Element initialization
----------------------

There is one thing to remember.  Element classes *must not* have a
constructor, neither must there be any internal state (except for the data
stored in the underlying XML tree).  Element instances are created and garbage
collected at need, so there is no way to predict when and how often a
constructor would be called.  Even worse, when the ``__init__`` method is
called, the object may not even be initialized yet to represent the XML tag,
so there is not much use in providing an ``__init__`` method in subclasses.

However, there is one possible way to do things on element initialization, if
you really need to.  ElementBase classes have an ``_init()`` method that can
be overridden.  It can be used to modify the XML tree, e.g. to construct
special children or verify and update attributes.

The semantics of ``_init()`` are as follows:

* It is called at least once on element instantiation time.  That is, when a
  Python representation of the element is created by lxml.  At that time, the
  element object is completely initialized to represent a specific XML element
  within the tree.

* The method has complete access to the XML tree.  Modifications can be done
  in exactly the same way as anywhere else in the program.

* Python representations of elements may be created multiple times during the
  lifetime of an XML element in the underlying tree.  The ``_init()`` code
  provided by subclasses must take special care by itself that multiple
  executions either are harmless or that they are prevented by some kind of
  flag in the XML tree.  The latter can be achieved by modifying an attribute
  value or by removing or adding a specific child node and then verifying this
  before running through the init process.

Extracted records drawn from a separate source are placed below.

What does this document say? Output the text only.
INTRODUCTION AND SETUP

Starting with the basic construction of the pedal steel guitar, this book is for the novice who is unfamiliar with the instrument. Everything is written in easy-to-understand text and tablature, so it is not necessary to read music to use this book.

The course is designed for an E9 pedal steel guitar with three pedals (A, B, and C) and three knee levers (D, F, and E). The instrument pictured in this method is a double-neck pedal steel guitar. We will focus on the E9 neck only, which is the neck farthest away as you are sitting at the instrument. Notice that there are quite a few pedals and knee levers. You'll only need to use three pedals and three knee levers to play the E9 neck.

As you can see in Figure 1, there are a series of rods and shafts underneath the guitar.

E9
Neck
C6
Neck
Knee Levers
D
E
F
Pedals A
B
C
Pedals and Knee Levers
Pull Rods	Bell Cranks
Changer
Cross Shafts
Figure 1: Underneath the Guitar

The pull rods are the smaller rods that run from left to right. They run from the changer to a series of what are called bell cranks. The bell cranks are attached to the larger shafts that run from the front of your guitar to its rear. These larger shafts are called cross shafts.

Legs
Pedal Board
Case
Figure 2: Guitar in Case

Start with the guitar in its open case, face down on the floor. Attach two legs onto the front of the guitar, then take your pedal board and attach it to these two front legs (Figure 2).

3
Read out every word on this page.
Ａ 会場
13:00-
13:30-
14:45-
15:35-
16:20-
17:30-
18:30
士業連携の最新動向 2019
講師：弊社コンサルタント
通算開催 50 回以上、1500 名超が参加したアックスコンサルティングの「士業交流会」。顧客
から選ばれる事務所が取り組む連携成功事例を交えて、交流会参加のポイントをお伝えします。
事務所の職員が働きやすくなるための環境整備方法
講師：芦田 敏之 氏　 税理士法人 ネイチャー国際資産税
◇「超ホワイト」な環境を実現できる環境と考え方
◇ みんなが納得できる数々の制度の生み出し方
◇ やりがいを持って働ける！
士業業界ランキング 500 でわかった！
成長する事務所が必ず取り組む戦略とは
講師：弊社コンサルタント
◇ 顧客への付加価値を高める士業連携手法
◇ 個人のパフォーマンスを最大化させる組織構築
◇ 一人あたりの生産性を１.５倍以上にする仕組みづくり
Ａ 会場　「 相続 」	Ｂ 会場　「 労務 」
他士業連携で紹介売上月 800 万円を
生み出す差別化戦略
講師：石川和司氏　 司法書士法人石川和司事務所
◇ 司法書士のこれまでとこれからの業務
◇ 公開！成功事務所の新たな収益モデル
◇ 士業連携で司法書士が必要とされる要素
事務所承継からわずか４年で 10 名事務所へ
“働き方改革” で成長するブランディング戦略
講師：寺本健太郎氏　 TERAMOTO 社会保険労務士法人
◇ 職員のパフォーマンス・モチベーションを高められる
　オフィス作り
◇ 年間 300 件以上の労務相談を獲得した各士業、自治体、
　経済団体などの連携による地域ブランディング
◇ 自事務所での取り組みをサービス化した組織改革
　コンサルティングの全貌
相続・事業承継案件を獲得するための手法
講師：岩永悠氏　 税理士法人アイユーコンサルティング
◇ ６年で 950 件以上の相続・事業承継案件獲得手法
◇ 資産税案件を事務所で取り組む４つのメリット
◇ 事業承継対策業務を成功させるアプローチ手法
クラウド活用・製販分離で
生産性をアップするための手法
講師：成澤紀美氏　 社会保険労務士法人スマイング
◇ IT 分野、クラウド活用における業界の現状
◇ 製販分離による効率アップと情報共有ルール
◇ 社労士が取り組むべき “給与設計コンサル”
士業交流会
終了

* Any exceptions raised in ``_init()`` will be propagated throught the API
  call that lead to the creation of the Element.  So be careful with the code
  you write here as its exceptions may turn up in various unexpected places.


Default implementations
-----------------------

In the Namespace example above, we associated the HonkElement class only with
the 'honk' element.  If an XML tree contains different elements in the same
namespace, they do not pick up the same implementation::

  >>> xml = '<honk xmlns="http://hui.de/honk" honking="true"><bla/></honk>'
  >>> honk_element = etree.XML(xml)
  >>> print honk_element.honking
  True
  >>> print honk_element[0].honking
  Traceback (most recent call last):
  ...
  AttributeError: 'etree._Element' object has no attribute 'honking'

You can therefore provide one implementation per element name in each
namespace and have lxml select the right one on the fly.  If you want one
element implementation per namespace (ignoring the element name) or prefer
having a common class for most elements except a few, you can specify a
default implementation for an entire namespace by registering that class with
the empty element name (None).

You may consider following an object oriented approach here.  If you build a
class hierarchy of element classes, you can also implement a base class for a
namespace that is used if no specific element class is provided.  Again, you
can just pass None as an element name::

  >>> class HonkNSElement(etree.ElementBase):
  ...    def honk(self):
  ...       return "HONK"
  >>> namespace[None] = HonkNSElement

  >>> class HonkElement(HonkNSElement):
  ...    def honking(self):
  ...       return self.get('honking') == 'true'
  ...    honking = property(honking)
  >>> namespace['honk'] = HonkElement

Now you can rely on lxml to always return objects of type HonkNSElement or its
subclasses for elements of this namespace::

  >>> xml = '<honk xmlns="http://hui.de/honk" honking="true"><bla/></honk>'
  >>> honk_element = etree.XML(xml)

  >>> print type(honk_element), type(honk_element[0])
  <class 'HonkElement'> <class 'HonkNSElement'>

  >>> print honk_element.honking
  True
  >>> print honk_element.honk()
  HONK
  >>> print honk_element[0].honk()
  HONK
  >>> print honk_element[0].honking
  Traceback (most recent call last):
  ...
  AttributeError: 'HonkNSElement' object has no attribute 'honking'

Note that you can also combine this with the global default class.  Namespace
specific classes will simply override the less specific default.